14 thoughts on “FBI: Spike in Hacked Police Emails, Fake Subpoenas

  1. Wannabe Techguy

    Isn’t CISA the entity that the security pros take advice(orders?) from? Many times I read CISA says this or that and yet, they can’t lock down their own systems? Or so it seems to me an outsider. I’m expecting to get clobbered on this comment, but that’s ok.

    Reply
    1. Moira Vasquez

      I believe the FTC is responsible for privacy lapses of this nature. These have overlaps with security when law enforcement portals are abused technically. I think Critical Infrastructure spaces are only concerned with this if they are involved in retail or trading. This will be a small fraction which may or may not be in scope due to prioritization criteria. Privacy of personal data is not a critical infrastructure in the USA. Law enforcement procedures are governed under CALEA in telecoms. HR is rarely going to be mapped into a compliance scope and reality is people rely on knowing who is who in most businesses and still work with a lot of paper processes. As long as one has seen a form before it can be re-used in impersonation attacks.

      Reply
      1. Moira Vasquez

        The only exception to this may be law enforcement requests to badge access systems or proxy servers of they are scoped into the critical infrastructure space.

        Reply
  2. Moira Vasquez

    These are such important facts and statistics and I do not understand why identification of 18K agencies that make EDR’s is not a federal registration requirement. The data is not that high in volume compared to the Social Security Administration. Those agencies should be public data sets for anyone to work with. Almost every bit of cyber security implemented can be defeated by EDR’s. Thank you for the good investigative reporting.

    Reply
  3. Gannon

    “Emergency” donation requests have not quite tapered off since the general election so I’m not that surprised. On the other hand the election has a built in “trust but verify” book-close deadline on New Year’s Eve. I’m not suggesting this is even possible for spam data requests, but the process is significant.

    Reply
  4. ...not that guy...

    I would hope that people responding to EDRs have at least a few filters in place to help limit the responses to fake requests. For example, don’t reply to requests for data on US persons if those persons don’t have a passport. They aren’t in the foreign country.

    i’m sure they can think of many other filters to deny fake requests.

    Reply
  5. Bob

    “… I do not understand why identification of 18K agencies that make EDR’s is not a federal registration requirement.”

    Because federal agencies can only do what the U.S. Congress authorizes them to do and the two political parties that control the U.S. Congress rarely enact sensible legislation to the benefit of the public anymore.

    Reply
  6. FearOfTrumpAudit

    Bridge for sale!

    When those in government subvert your rights, invade your privacy, and move to an unGodly tracking system, they leave the security door open in order to do it and then tell the public every thing is secure for the big lie.

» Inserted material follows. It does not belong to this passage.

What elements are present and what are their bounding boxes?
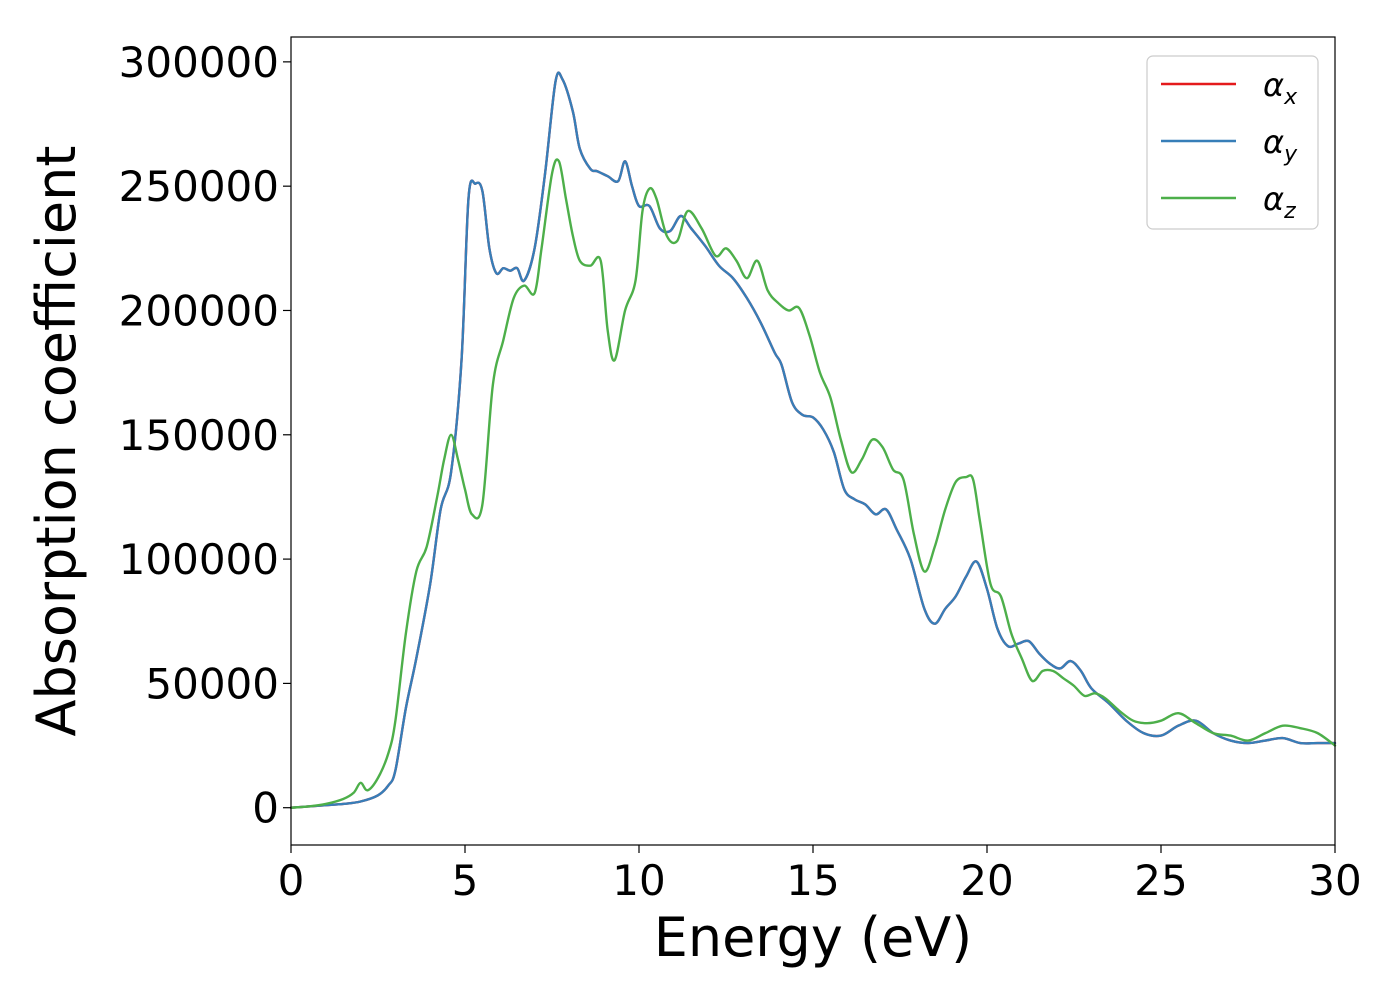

Any one with a half of brain can see a no backdoor end-to-end encryption with a key and badge number verification system along with a phone call back system manned by real people would have slowed or stopped the cyber gurus. But then again how does some one in government spy on their opponents and citizens without leaving a paper trail for plausible deniability? Ta dah!

    Reply
    1. Fr00tL00ps

      Conspiracy much?

      I’d be more concerned with the actions of the corporate cowboys than government any day of the week. At least their security is beholden to regular mandated audits, stricter regulations and freedom of information requests as well functioning democracies should be. Unlike private corporations who have access to far greater volumes and variety of data, more incentive to collect and store that data than they really require and inconsistent security practices.

      Let me ask you a question. Who is responsible for more personally identifiable information data breaches? Government or the private sector?

      It varies by country and industry. However, based on available data from global cyber security reports and historical breach trends; Private Sector are responsible for 80-90% of all data breaches whereas the Government Sector is only responsible for 10-20% of all data breaches.

      This means that corporate failings are mostly responsible for malicious actors (you know, the REAL bad guys) having access to YOUR information and not government. But you know better, hey?

      Don’t believe me? Here you go;

      2024 Data Breach Investigations Report
      https://www.verizon.com/business/resources/reports/dbir/

      Reply
      1. R.Cake

        Thank you so much for a voice of reason. It is weird how many people think the worst of their government (into which, weirdly, they are counting the entirety of public administration) but still blindly trust the private sector.
        I will never forget how I saw a person on a train who had their passport in a protective “RFID sleeve” (obviously to prevent “his identity stolen” or whatever) but was happily working with two smartphones and openly discussing private matters over the phone in the train car, for about a dozen people to directly listen to (in addition to Google/Apple of course).
        My feeling is this problem is beyond fixing. Education is an optional path to improve the situation, but the effect will only be felt decades later when we will have a whole ‘nother set of issues again. 🙁

        Reply
  7. Ron

    It begs the question, why are companies answering to ’emergency’ data requests in the first place? The senders are entities that could very well be law-enforcement but with a minimum of verification in place they could just as easily be an imposter abusing the resulting data for their own nefarious ends. If you ask me common-sense went out the window when they started honoring EDRs and other requests strictly outside of the legal system authorized by a court and externally validated.

    Reply
    1. Mike

      EDR’s are typically requested in the case of missing persons or suicidal subjects. Most companies do not want to be on the bad side of the PR game when they refused to provide information that could help locate the people when they are still alive.